On distingue différents types d'incontinence, mais les différentes formes d'incontinence sont souvent associées (40% des cas).
- INCONTINENCE URINAIRE D'EFFORT La fuite d'urine survient lorsqu'il existe une pression abdominale quelque soit sa cause : toux, éternuement, rire, marche. Elle est causée par le mauvais fonctionnement de l'urètre et des sphincters, le plus souvent en raison d'une faiblesse des muscles du plancher pelvien (les muscles qui soutiennent les organes situés dans le petit bassin). L'affaiblissement des muscles pelviens entraîne une descente du col de la vessie. Cette bascule de la vessie entraîne un mauvais fonctionnement du sphincter interne qui ne peut se fermer de façon satisfaisante, en particulier en cas d'effort ou de poussée abdominale. L'incontinence urinaire d'effort peut également être due à une faiblesse du sphincter strié, par exemple après radiothérapie ou intervention chirurgicale.

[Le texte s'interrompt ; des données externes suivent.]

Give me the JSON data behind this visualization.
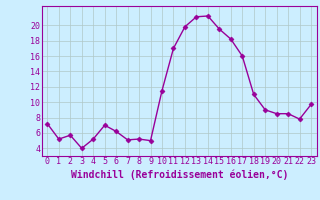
{
  "x": [
    0,
    1,
    2,
    3,
    4,
    5,
    6,
    7,
    8,
    9,
    10,
    11,
    12,
    13,
    14,
    15,
    16,
    17,
    18,
    19,
    20,
    21,
    22,
    23
  ],
  "y": [
    7.2,
    5.2,
    5.7,
    4.0,
    5.2,
    7.0,
    6.2,
    5.1,
    5.2,
    5.0,
    11.5,
    17.0,
    19.8,
    21.1,
    21.2,
    19.5,
    18.2,
    16.0,
    11.0,
    9.0,
    8.5,
    8.5,
    7.8,
    9.7
  ],
  "line_color": "#990099",
  "marker": "D",
  "markersize": 2.5,
  "linewidth": 1.0,
  "bg_color": "#cceeff",
  "grid_color": "#b0c8c8",
  "xlabel": "Windchill (Refroidissement éolien,°C)",
  "xlabel_fontsize": 7,
  "tick_fontsize": 6,
  "yticks": [
    4,
    6,
    8,
    10,
    12,
    14,
    16,
    18,
    20
  ],
  "ylim": [
    3.0,
    22.5
  ],
  "xlim": [
    -0.5,
    23.5
  ],
  "tick_color": "#990099",
  "label_color": "#990099"
}
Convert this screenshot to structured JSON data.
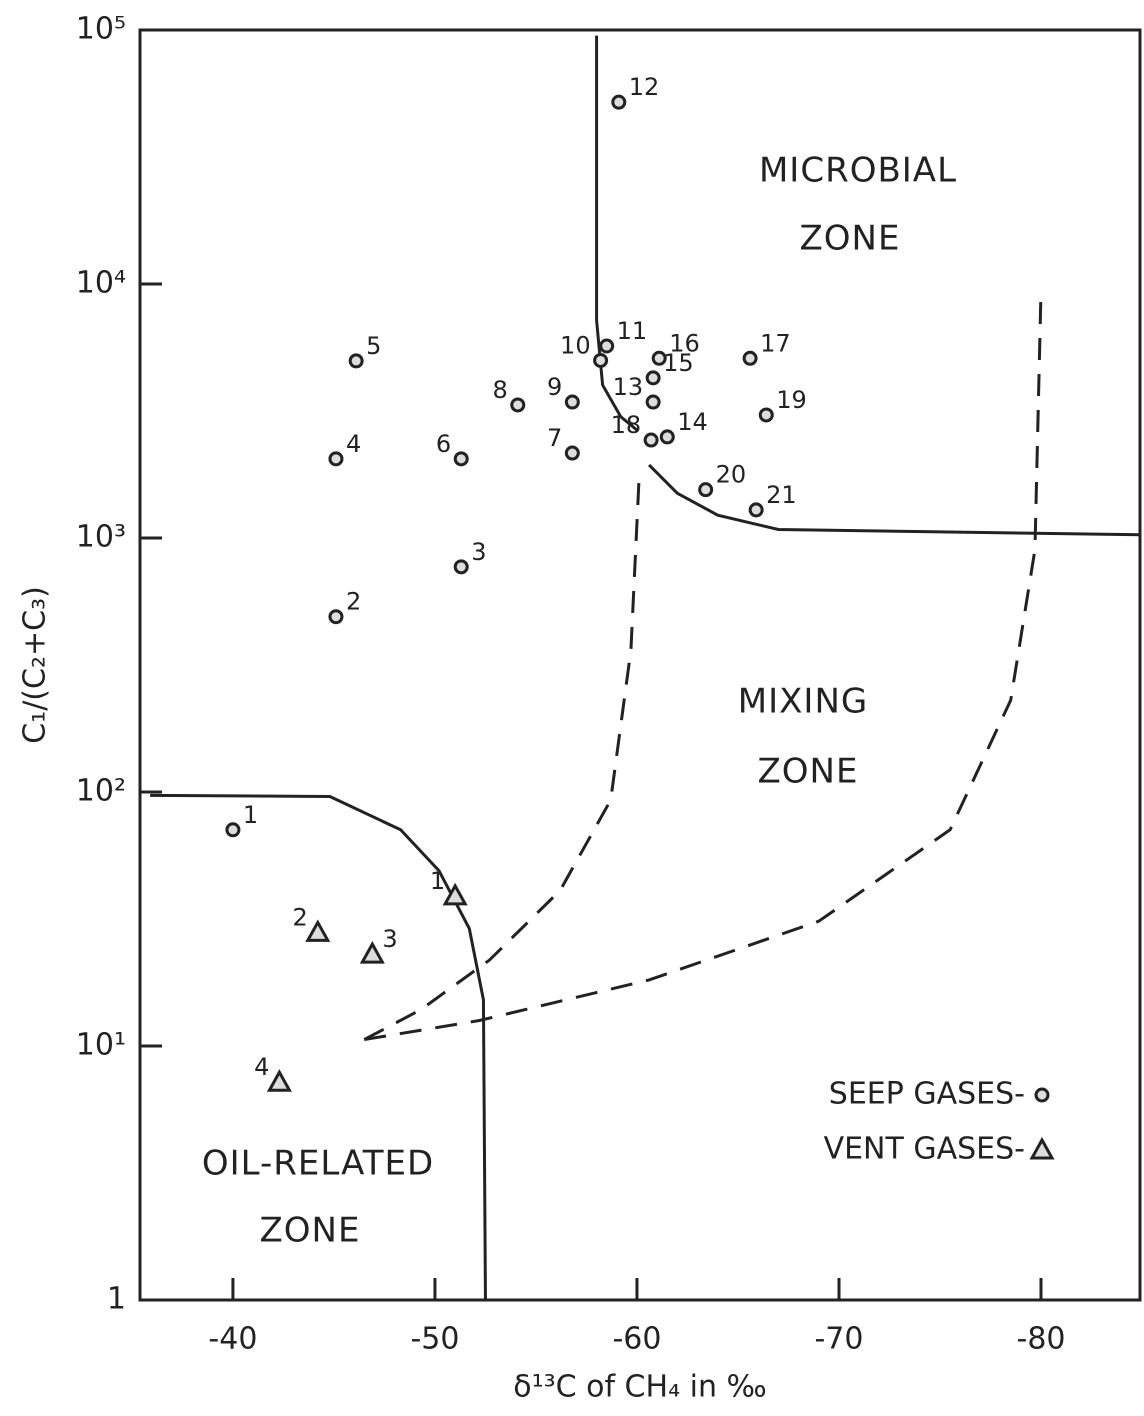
{
  "chart_data": {
    "type": "scatter",
    "xlabel": "δ¹³C of CH₄ in ‰",
    "ylabel": "C₁/(C₂+C₃)",
    "ylog": true,
    "xlim": [
      -35.4,
      -84.9
    ],
    "xticks": [
      -40,
      -50,
      -60,
      -70,
      -80
    ],
    "ylim": [
      1,
      100000
    ],
    "yticks": [
      1,
      {
        "value": 10,
        "label": "10¹"
      },
      {
        "value": 100,
        "label": "10²"
      },
      {
        "value": 1000,
        "label": "10³"
      },
      {
        "value": 10000,
        "label": "10⁴"
      },
      {
        "value": 100000,
        "label": "10⁵"
      }
    ],
    "zones": [
      "MICROBIAL",
      "ZONE",
      "MIXING",
      "ZONE",
      "OIL-RELATED",
      "ZONE"
    ],
    "series": [
      {
        "name": "SEEP GASES-",
        "marker": "circle",
        "color": "#222",
        "labels": [
          "1",
          "2",
          "3",
          "4",
          "5",
          "6",
          "7",
          "8",
          "9",
          "10",
          "11",
          "12",
          "13",
          "14",
          "15",
          "16",
          "17",
          "18",
          "19",
          "20",
          "21"
        ],
        "x": [
          -40.0,
          -45.1,
          -51.3,
          -45.1,
          -46.1,
          -51.3,
          -56.8,
          -54.1,
          -56.8,
          -58.2,
          -58.5,
          -59.1,
          -60.8,
          -61.5,
          -60.8,
          -61.1,
          -65.6,
          -60.7,
          -66.4,
          -63.4,
          -65.9
        ],
        "values": [
          71,
          490,
          770,
          2050,
          4980,
          2050,
          2160,
          3340,
          3430,
          5000,
          5700,
          52000,
          3430,
          2500,
          4270,
          5100,
          5100,
          2430,
          3050,
          1550,
          1290
        ]
      },
      {
        "name": "VENT GASES-",
        "marker": "triangle",
        "color": "#222",
        "labels": [
          "1",
          "2",
          "3",
          "4"
        ],
        "x": [
          -51.0,
          -44.2,
          -46.9,
          -42.3
        ],
        "values": [
          39,
          28,
          23,
          7.2
        ]
      }
    ],
    "boundaries": [
      {
        "style": "solid",
        "x": [
          -58,
          -58,
          -58.3,
          -59.2,
          -60
        ],
        "y": [
          95000,
          7200,
          4000,
          3000,
          2660
        ]
      },
      {
        "style": "solid",
        "x": [
          -60.6,
          -62,
          -64,
          -67,
          -84.9
        ],
        "y": [
          1940,
          1500,
          1230,
          1080,
          1030
        ]
      },
      {
        "style": "solid",
        "x": [
          -35.9,
          -44.8,
          -48.3,
          -50.2,
          -51.7,
          -52.4,
          -52.5
        ],
        "y": [
          97,
          96,
          71,
          49,
          29,
          15.2,
          1
        ]
      },
      {
        "style": "dashed",
        "x": [
          -46.5,
          -49.3,
          -52.7,
          -56.2,
          -58.7,
          -59.7,
          -60.1
        ],
        "y": [
          10.6,
          13.9,
          21.8,
          41,
          93,
          362,
          1690
        ]
      },
      {
        "style": "dashed",
        "x": [
          -46.5,
          -52.2,
          -60.6,
          -69.0,
          -75.5,
          -78.5,
          -79.7,
          -80.0
        ],
        "y": [
          10.6,
          12.6,
          18.2,
          31,
          71,
          230,
          900,
          9460
        ]
      }
    ]
  }
}
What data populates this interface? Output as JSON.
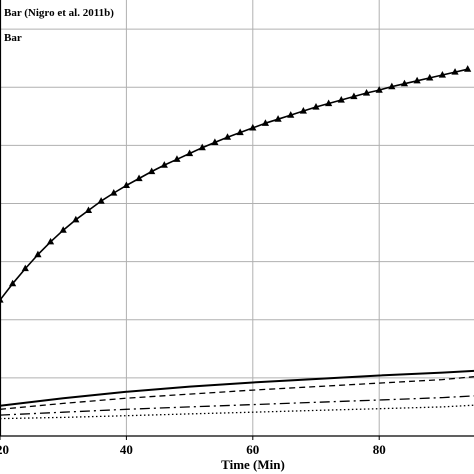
{
  "chart_data": {
    "type": "line",
    "xlabel": "Time (Min)",
    "ylabel": "",
    "xlim": [
      20,
      95
    ],
    "ylim": [
      0,
      7.5
    ],
    "x_ticks": [
      20,
      40,
      60,
      80
    ],
    "grid": true,
    "legend": {
      "placement": "top-left",
      "entries": [
        "Bar (Nigro et al. 2011b)",
        "Bar"
      ]
    },
    "series": [
      {
        "name": "Bar (Nigro et al. 2011b)",
        "style": "solid-triangle",
        "x": [
          20,
          22,
          24,
          26,
          28,
          30,
          32,
          34,
          36,
          38,
          40,
          42,
          44,
          46,
          48,
          50,
          52,
          54,
          56,
          58,
          60,
          62,
          64,
          66,
          68,
          70,
          72,
          74,
          76,
          78,
          80,
          82,
          84,
          86,
          88,
          90,
          92,
          94
        ],
        "y": [
          2.34,
          2.62,
          2.88,
          3.12,
          3.34,
          3.54,
          3.72,
          3.88,
          4.04,
          4.18,
          4.31,
          4.43,
          4.55,
          4.66,
          4.76,
          4.86,
          4.96,
          5.05,
          5.14,
          5.22,
          5.3,
          5.38,
          5.45,
          5.52,
          5.59,
          5.66,
          5.72,
          5.78,
          5.84,
          5.9,
          5.95,
          6.01,
          6.06,
          6.11,
          6.16,
          6.21,
          6.26,
          6.31
        ]
      },
      {
        "name": "Bar",
        "style": "solid",
        "x": [
          20,
          30,
          40,
          50,
          60,
          70,
          80,
          90,
          95
        ],
        "y": [
          0.52,
          0.65,
          0.76,
          0.85,
          0.92,
          0.98,
          1.04,
          1.09,
          1.12
        ]
      },
      {
        "style": "dashed",
        "x": [
          20,
          30,
          40,
          50,
          60,
          70,
          80,
          90,
          95
        ],
        "y": [
          0.46,
          0.56,
          0.65,
          0.72,
          0.79,
          0.85,
          0.91,
          0.97,
          1.02
        ]
      },
      {
        "style": "dash-dot",
        "x": [
          20,
          30,
          40,
          50,
          60,
          70,
          80,
          90,
          95
        ],
        "y": [
          0.36,
          0.41,
          0.46,
          0.5,
          0.54,
          0.58,
          0.62,
          0.66,
          0.69
        ]
      },
      {
        "style": "dotted",
        "x": [
          20,
          30,
          40,
          50,
          60,
          70,
          80,
          90,
          95
        ],
        "y": [
          0.3,
          0.32,
          0.35,
          0.38,
          0.41,
          0.44,
          0.47,
          0.5,
          0.53
        ]
      }
    ]
  }
}
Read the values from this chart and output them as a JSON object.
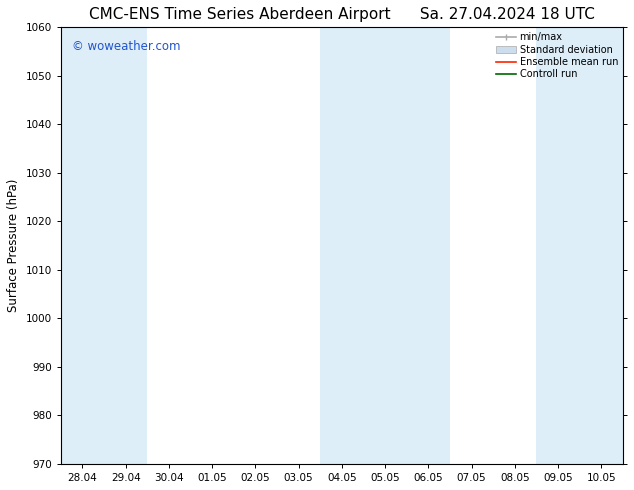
{
  "title_left": "CMC-ENS Time Series Aberdeen Airport",
  "title_right": "Sa. 27.04.2024 18 UTC",
  "ylabel": "Surface Pressure (hPa)",
  "ylim": [
    970,
    1060
  ],
  "yticks": [
    970,
    980,
    990,
    1000,
    1010,
    1020,
    1030,
    1040,
    1050,
    1060
  ],
  "xtick_labels": [
    "28.04",
    "29.04",
    "30.04",
    "01.05",
    "02.05",
    "03.05",
    "04.05",
    "05.05",
    "06.05",
    "07.05",
    "08.05",
    "09.05",
    "10.05"
  ],
  "shaded_ranges": [
    [
      0,
      1
    ],
    [
      6,
      8
    ],
    [
      11,
      12
    ]
  ],
  "shaded_color": "#ddeef8",
  "watermark_text": "© woweather.com",
  "watermark_color": "#2255cc",
  "legend_items": [
    {
      "label": "min/max",
      "color": "#aaaaaa"
    },
    {
      "label": "Standard deviation",
      "color": "#ccddee"
    },
    {
      "label": "Ensemble mean run",
      "color": "#ff2200"
    },
    {
      "label": "Controll run",
      "color": "#006600"
    }
  ],
  "bg_color": "#ffffff",
  "spine_color": "#444444",
  "title_fontsize": 11,
  "tick_fontsize": 7.5,
  "ylabel_fontsize": 8.5
}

Avec l'âge, que ce soit chez l'homme ou la femme, il y a un affaiblissement des sphincters et une diminution de la capacité vésicale. Les femmes qui ont eu plusieurs enfants, en particulier de gros poids, par un accouchement par les voies naturelles, sont particulièrement exposées à l'incontinence urinaire d'effort. L'ablation de l'utérus (hystérectomie) peut modifier le fonctionnement normal des muscles pelviens, voire des sphincters ou des nerfs innervant ces muscles, favorisant l'incontinence urinaire d'effort. Après la ménopause, la diminution des hormones féminines (oestrogènes) diminue le tonus de l'urètre et peut ainsi favoriser la survenue de fuites urinaires. Chez l'homme, la chirurgie prostatique est la principale cause d'incontinence urinaire d'effort, très rarement après chirurgie pour adénome de la prostate bénin, et plus souvent après prostatectomie totale pour cancer.
- IMPERIOSITES MICTIONNELLES (vessie irritable ou hyperactive). Dans ce cas, le patient soit urine souvent, soit est incapable d'atteindre les toilettes avant la survenue d'une fuite. Cela s'explique par une hyperactivité de la vessie : quand elle atteint la capacité ou les nerfs signalent que la vessie est remplie, le besoin impérieux d'uriner ne peut être supprimer par une action volontaire comme c'est le cas normalement. Ici, les fuites sont donc liées à une contraction anormale de la vessie qui survient de façon involontaire et qui entraîne une envie pressante d'uriner. Cette irritabilité excessive de la vessie peut être dûe à une simple infection ou à une anomalie du muscle vésical qui peut être traité par des médicaments. D'autres causes possibles sont l'anxiété, le vieillissement, les lésions du système nerveux (accident vasculaire cérébral, sclérose en plaques, maladie de Parkinson).
- INCONTINENCE MIXTE : c'est l'association fréquente des deux causes ci-dessus, avec à la fois des fuites à l'effort et des impériosités. L'examen urodynamique permet de faire la part des différentes causes.
- INCONTINENCE PAR TROP PLEIN (PAR REGORGEMENT) : la fuite d'urine survient quand la vessie est pleine et que la pression dépasse la résistance du sphincter. La fuite survient donc par simple trop plein et cela est dû au blocage de l'urètre ou à la faiblesse de contraction de la vessie. Dans ce cas, la vessie est moins active que normale et elle ne peut se vider complètement et finit par se distendre. La principale cause de blocage de l'urètre est l'adénome de la prostate et l'incontinence par regorgement est donc plus fréquente chez l'homme que chez la femme.
- INCONTINENCE FONCTIONNELLE C'est le cas dans différentes situations où le patient est incapable d'utiliser normalement les toilettes en raison de problèmes physiques ou psychologiques. Maladie de Parkinson, Alzheimer, différentes formes de démence, confusion mentale, dépression nerveuse sévère.
- INCONTINENCE TOTALE Dans ce cas, la vessie est vide. A distinguer des fuites par abouchement ectopique de l'uretère ou par fistule (vésico-vaginale, urétéro-vaginale ...) Certaines causes peuvent plus particulièrement entraîner une incontinence urinaire permanente : hyperactivité du muscle vésical, prolapsus vésical et/ou génital, faiblesse du sphincter assurant la fermeture du canal urinaire, malformation congénitale, traumatisme de la moëlle épinière, intervention chirurgicale ou maladie des nerfs et des muscles (sclérose en plaque, myopathies, poliomyélite, suites d'accident vasculaire cérébral). Principalement liée à une lésion per-opératoire du sphincter chez l'homme, après chirurgie prostatique ou remplacement vésical;
- L'ENURESIE : c'est l'incontinence qui survient pendant le sommeil, le plus souvent chez l'enfant.